Second, for the pain, well, let’s just say it’s no epidural. According to Rosen, it has not been shown to be a potent labor analgesic, it does not eliminate pain, but it can provide “a sense of relief”. And there are ways to improve the effectiveness of the pain relief; for example, learning how to time inhalation with contractions since it can take up to 30 seconds to kick in and does not last long after the mask is removed. But, it is safe and it is adequate and most women who labor with access to N2O do not end up going for the stronger stuff.
As someone who studies stress, I am reminded of a classic stress experiment involving two rats, two tethered cages, two electrified floors, and one off lever to push. The electrified floor switches on unexpectedly, give both rats a little shock, and one of the rats has the ability to stop this pain by hitting the lever in its cage. Same shock, same timing, same pain, but one rat has a sense of control over this pain and the other does not. It is this sense of control that appears to be what saves this rat from the stress of the situation while the other rat turns into a stressed out mess (non-scientific terminology, of course).
By giving a laboring woman the option, the mask to hold in her hand to self-administer a little hit of possible pain relief, we are giving her control. We are lowering the stress of the situation. Why? WHY? Is this option not widely available or even known about in the US? The birth class instructor seems to think that it has something to do with money – no one makes money from an off-patent, inexpensive, old school gas option so who is going to promote it? If this is actually the case, it would be another incredibly sad and f-ed up thing about the American Health Care System.
Personally, I am going to try to get through as much of labor as physically possible without medication. I’m honestly curious about what it all feels like (all the mamas out there have one eyebrow raised with deep insight and skepticism). But, man, I do wish I had the option of hitting some laughing gas rather than only having the option that involves a tube feeding nerve knockout juice past my spinal column.

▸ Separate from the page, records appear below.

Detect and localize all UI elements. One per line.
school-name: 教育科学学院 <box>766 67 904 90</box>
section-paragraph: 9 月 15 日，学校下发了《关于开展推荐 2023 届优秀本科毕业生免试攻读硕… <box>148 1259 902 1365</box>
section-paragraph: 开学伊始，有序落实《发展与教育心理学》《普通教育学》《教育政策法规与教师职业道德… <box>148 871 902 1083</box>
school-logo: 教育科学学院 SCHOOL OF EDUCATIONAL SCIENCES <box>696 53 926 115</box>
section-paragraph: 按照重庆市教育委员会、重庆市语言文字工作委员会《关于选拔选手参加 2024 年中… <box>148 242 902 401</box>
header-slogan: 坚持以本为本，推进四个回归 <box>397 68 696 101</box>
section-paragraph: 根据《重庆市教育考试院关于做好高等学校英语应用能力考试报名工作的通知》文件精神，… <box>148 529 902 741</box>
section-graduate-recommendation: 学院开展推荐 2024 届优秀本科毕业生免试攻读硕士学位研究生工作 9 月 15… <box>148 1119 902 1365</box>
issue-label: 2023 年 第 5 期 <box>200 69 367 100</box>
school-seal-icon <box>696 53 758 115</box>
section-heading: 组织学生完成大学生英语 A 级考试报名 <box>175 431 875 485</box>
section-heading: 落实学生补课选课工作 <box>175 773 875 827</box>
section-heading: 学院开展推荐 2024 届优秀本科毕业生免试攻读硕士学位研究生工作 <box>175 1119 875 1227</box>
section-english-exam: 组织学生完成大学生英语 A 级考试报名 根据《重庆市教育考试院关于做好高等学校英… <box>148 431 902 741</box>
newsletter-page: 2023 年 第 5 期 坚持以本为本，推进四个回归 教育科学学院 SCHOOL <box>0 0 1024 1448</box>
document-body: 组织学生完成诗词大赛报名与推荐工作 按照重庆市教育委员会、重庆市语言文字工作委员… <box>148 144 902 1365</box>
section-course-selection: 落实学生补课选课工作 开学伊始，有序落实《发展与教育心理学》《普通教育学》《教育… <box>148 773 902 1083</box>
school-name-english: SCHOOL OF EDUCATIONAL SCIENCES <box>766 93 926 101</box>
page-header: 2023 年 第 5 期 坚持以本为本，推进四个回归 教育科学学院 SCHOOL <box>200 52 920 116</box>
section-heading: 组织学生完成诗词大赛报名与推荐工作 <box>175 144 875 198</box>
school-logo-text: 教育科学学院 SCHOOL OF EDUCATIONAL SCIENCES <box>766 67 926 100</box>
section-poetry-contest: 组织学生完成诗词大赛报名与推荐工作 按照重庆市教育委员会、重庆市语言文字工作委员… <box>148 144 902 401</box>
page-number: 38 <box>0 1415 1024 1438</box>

1. Rosen MA. (2002) Nitrous oxide for relief of labor pain: A systematic review. Am J Obstet Gynecol;186(Suppl 5):S131–59.
2. Likis FE, Andrews JA, Collins MR, et al. (2012) Nitrous oxide for the management of labor pain. Comparative effectiveness review no. 67. AHRQ publication no. 12- EHC071-EF. Rockville (MD): Agency for Healthcare Research and Quality.
3. Rooks, J. P. (2007) Use of Nitrous oxide in Midwifery Practice – Complementary, Synergistic, and Needed in the United States. Journal of Midwifery & Women’s Health; 52 (3): 186-189.